Difference between revisions of "Smith and Eisner 2005:Contrastive Estimation: Training Log-Linear Models on Unlabeled Data"

Latest revision as of 17:16, 13 October 2011

Citation

Smith, Noah A. and Jason Eisner (2005). Contrastive estimation: Training log-linear models on unlabeled data. Proceedings of the 43rd Annual Meeting of the Association for Computational Linguistics (ACL), pages 354-362, Ann Arbor, Michigan, June.

Online version

Smith and Eisner 2005

Summary

This is an interesting paper that presents an unsupervised Contrastive Estimation method for Conditional Random Fields and other Log-Linear Models, which can be easily applied to estimation problems in Part of Speech Tagging, Named Entity Recognition and Semantic Role Labeling. When applying this technique to POS tagging, the observed results outperforms Expectation Maximization, and is robust when the dictionary quality is poor.

Brief Descriptions of the Methods

The authors discuss three major techniques in this paper: Contrastive Estimation, Numerical Optimization, and three Neighborhood Functions. Since we have already introduced the Contrastive Estimation method on a separate method page, we briefly introduce the numerical optimization method used by this paper, and focus on three Neighborhood Functions that are implemented as Contrastive Estimation plug-ins.

Contrastive Estimation

Please refer to this method page: Contrastive Estimation.

Numerical Optimization

The numerical optimization in this contrastive estimation denominator is not the same as the ones used supervised CRFs.

\sum _{i}\mathbf {E} _{\theta }[f_{j}|x_{i}]-\mathbf {E} _{\theta }[f_{j}|Neighbor(x_{i})]

Here, the authors use the L-BFGS approach, and do not use the observed feature value $f_{j}(x_{i},y_{i}^{*})$ . Note that this function is not concave, which means that it might fall in to a local optimum, rather than the global optimum. This suggests that the initialization of parameter $\theta$ is crucial in this context.

Lattice Neighborhoods

Since the proposed technique optimizes the denominator of

\log \prod _{i}{\frac {\sum _{(y\in Y)}u(x,y|\theta )}{\sum _{(x,y)\in Neighbor(x_{i})\times Y}u(x,y|\theta )}}

it is clear that the neighborhood function is the key to performance of the POS tagging task.
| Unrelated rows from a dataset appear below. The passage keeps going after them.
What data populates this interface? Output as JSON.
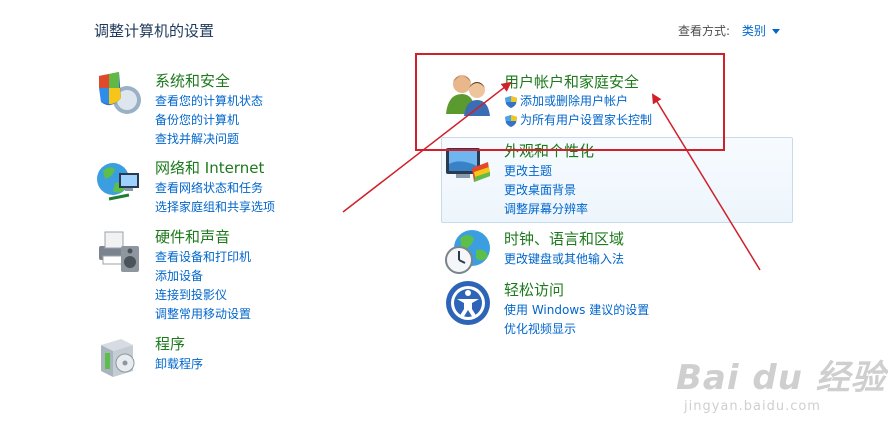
{
  "header": {
    "title": "调整计算机的设置",
    "view_by_label": "查看方式:",
    "view_by_value": "类别"
  },
  "categories": [
    {
      "id": "system",
      "title": "系统和安全",
      "links": [
        "查看您的计算机状态",
        "备份您的计算机",
        "查找并解决问题"
      ]
    },
    {
      "id": "network",
      "title": "网络和 Internet",
      "links": [
        "查看网络状态和任务",
        "选择家庭组和共享选项"
      ]
    },
    {
      "id": "hardware",
      "title": "硬件和声音",
      "links": [
        "查看设备和打印机",
        "添加设备",
        "连接到投影仪",
        "调整常用移动设置"
      ]
    },
    {
      "id": "programs",
      "title": "程序",
      "links": [
        "卸载程序"
      ]
    },
    {
      "id": "users",
      "title": "用户帐户和家庭安全",
      "links": [
        "添加或删除用户帐户",
        "为所有用户设置家长控制"
      ]
    },
    {
      "id": "appearance",
      "title": "外观和个性化",
      "links": [
        "更改主题",
        "更改桌面背景",
        "调整屏幕分辨率"
      ]
    },
    {
      "id": "clock",
      "title": "时钟、语言和区域",
      "links": [
        "更改键盘或其他输入法"
      ]
    },
    {
      "id": "ease",
      "title": "轻松访问",
      "links": [
        "使用 Windows 建议的设置",
        "优化视频显示"
      ]
    }
  ],
  "watermark": {
    "main": "Bai du 经验",
    "sub": "jingyan.baidu.com"
  },
  "colors": {
    "title_green": "#1c7a1c",
    "link_blue": "#0066cc",
    "annotation_red": "#d0202a"
  }
}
Given a input string $x_{1}^{m}$ of $x={x_{1},x_{2},...,x_{m}}$ and a substring $x_{i}^{j}$ of $x={x_{i},x_{i+1},...,X_{j}}$ , the direct representation of the neighbors that delete a single symbol is:

DEL1WORD(x_{1}^{m})=\{x_{1}^{l-1}x_{l+1}^{m}|1\leq l\leq m\}\cup \{x_{1}^{m}\}

Another neighbor function is to randomly transpose any pair of adjacent words:

TRANS1(x_{1}^{m})=\{x_{1}^{l-1}x_{l+1}x_{l}x_{l+2}^{m}|1\leq l<m\}\cup \{x_{1}^{m}\}

If we combine the $DEL1WORD(x_{1}^{m})$ and the $TRANS1(x_{1}^{m})$ functions by taking the $union$ , we can generate a large set of neighbors, $DELORTRANS1(x_{1}^{m})$ . Besides the three functions above, the authors also propose the $DEL1SUBSEQ$ function, which allows the deletion of any contiguous subsequence of words that is smaller than $x_{1}^{m}$ . Finally, a $LENGTH$ function that consists of $\Sigma ^{m}$ is also proposed.

The Datasets

The dataset used in this paper is the Penn Treebank English WSJ corpus, which allows the authors to vary the amount from 12K to 96K. The authors have mentioned that around 2.3 tags (per token) have to be considered by the tagger.

Experimental Results

The authors conduct two major experiments: first, they compare the contrastive estimation approach with existing EM approach on POS tagging with unlabeled data; secondly, the author has also experimented with the robustness of this approach by removing knowledge from the lexicon, and adding features. To analyze the experiment results precisely, we take the original figures and tables in the experiment section from the Smith and Eisner 2005 paper.

Comparison with EM

In the above figure, it is clear that fully supervised methods are still the state-of-the-art methods for POS tagging when labeled data are present. However, when comparing to EM in an unsupervised setting, the LENGTH model obtains an Viterbi accuracy of 78.9%, which is significantly higher than the EM baseline (60.9%) on the 96K-word dataset. DEL1WORD and DEL1SUBSEQ are even worse than the EM on larger datasets. The DELORTR1 and TRAN1 models also achieve good results.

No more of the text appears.